Qué largo se me hizo el tiempo desde
ese día hasta el de mi segunda operación, en que con un poco más de dolor y
parte del músculo dorsal, volví a tener dos tetas. La
tercera operación era el recambio del expansor por la prótesis definitiva junto
con la simetrización de la mama contralateral; resumiendo, la operación ha
consistido en ponerme dos prótesis de silicona e intentar que queden iguales.
Nunca serán las que tuve, pero ya no me importa, porque el vivir sin una teta
primero y con un expansor después me ha enseñado que sí, que fui
mucho más que una teta y que ahora seré mucho más que dos.

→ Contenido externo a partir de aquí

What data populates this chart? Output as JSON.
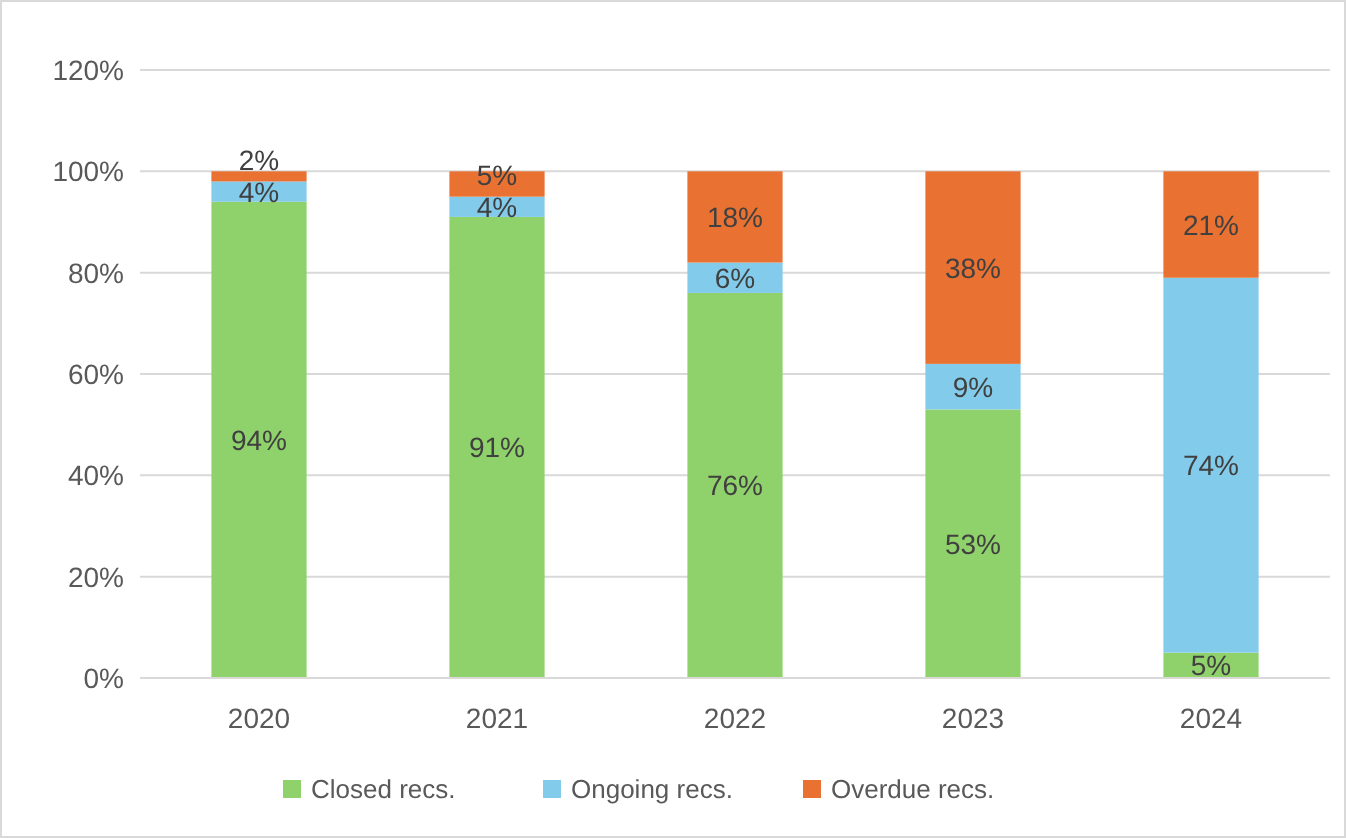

He empezado recordando las
operaciones, pero no me he olvidado de todo lo que hubo antes; la
niebla química no ha conseguido sacarme de la cabeza ni un sólo
momento desde aquel día en que sin quererlo me tocó ser la octava,
esa una rodeada de siete afortunadas y sus catorce tetas sanas. Por si a lo
largo de estos dos años alguna de las sensaciones vividas ha perdido intensidad
en mi memoria, he releído todos los capítulos del blog.
Se me encoge el ombligo con los
primeros episodios, en realidad con todos, como si el vagón de mi
montaña rusa jamás hubiera llegado a la vía muerta (o vía viva) de
estar curada. Los intervalos de seis meses entre revisión y revisión se pasan
volando, pero leyendo el blog es inevitable recordar lo eterno que fue ese
mismo plazo cuando de quimioterapia se trataba.
La quimioterapia, ese otro gran
capítulo de esta experiencia … aquel año sin verano que duró como cien
inviernos, y en el que tuve que aceptar, entre otras muchas cosas, que se
me iba a caer el pelo. Recuerdo con nitidez la fecha de las
dieciséis sesiones y sus correspondientes pinchazos, así como otros muchos días
grabados en mi calendario oncológico, tristes velas dignas de ser sopladas,
ojalá que muchos años.
Echando la vista atrás, me he dado
cuenta de que no tiene demasiado sentido recordar fechas de desgracias ya
pasadas; toca tacharlas del calendario, como taché cada una de las veinticinco
sesiones que duró la radioterapia.
Ha llegado el momento del amor
fati, de crear un destino en el que el cáncer no sea mi primer y último
pensamiento, de quitarle el protagonismo de mi existencia. Que quede relegado a
momentos puntuales, a ese 9 de enero de 2022, donde si todo
va bien acabará mi terapia hormonal y podremos sacar a Frozen del
congelador; o todos los octubres rosas que están por
venir, y en los que recordaré ese primer lazo que colgué de la solapa de mi
cazadora vaquera durante un congreso de pacientes con cáncer de mama y que ahí
sigue, recordándome todo lo que he aprendido sobre esta enfermedad y sobre mí misma
desde ese día.
Así se presenta mi futuro, inevitablemente
ligado al cáncer de mama, la enfermedad que me ha marcado igual que lo han
hecho las cicatrices que me atraviesan el cuerpo.
Un futuro en el que no podré vivir
“como si nada” pero en el que haré lo posible por hacerlo “a pesar de todo”.
En
este cuento no hay un continuará. Y punto.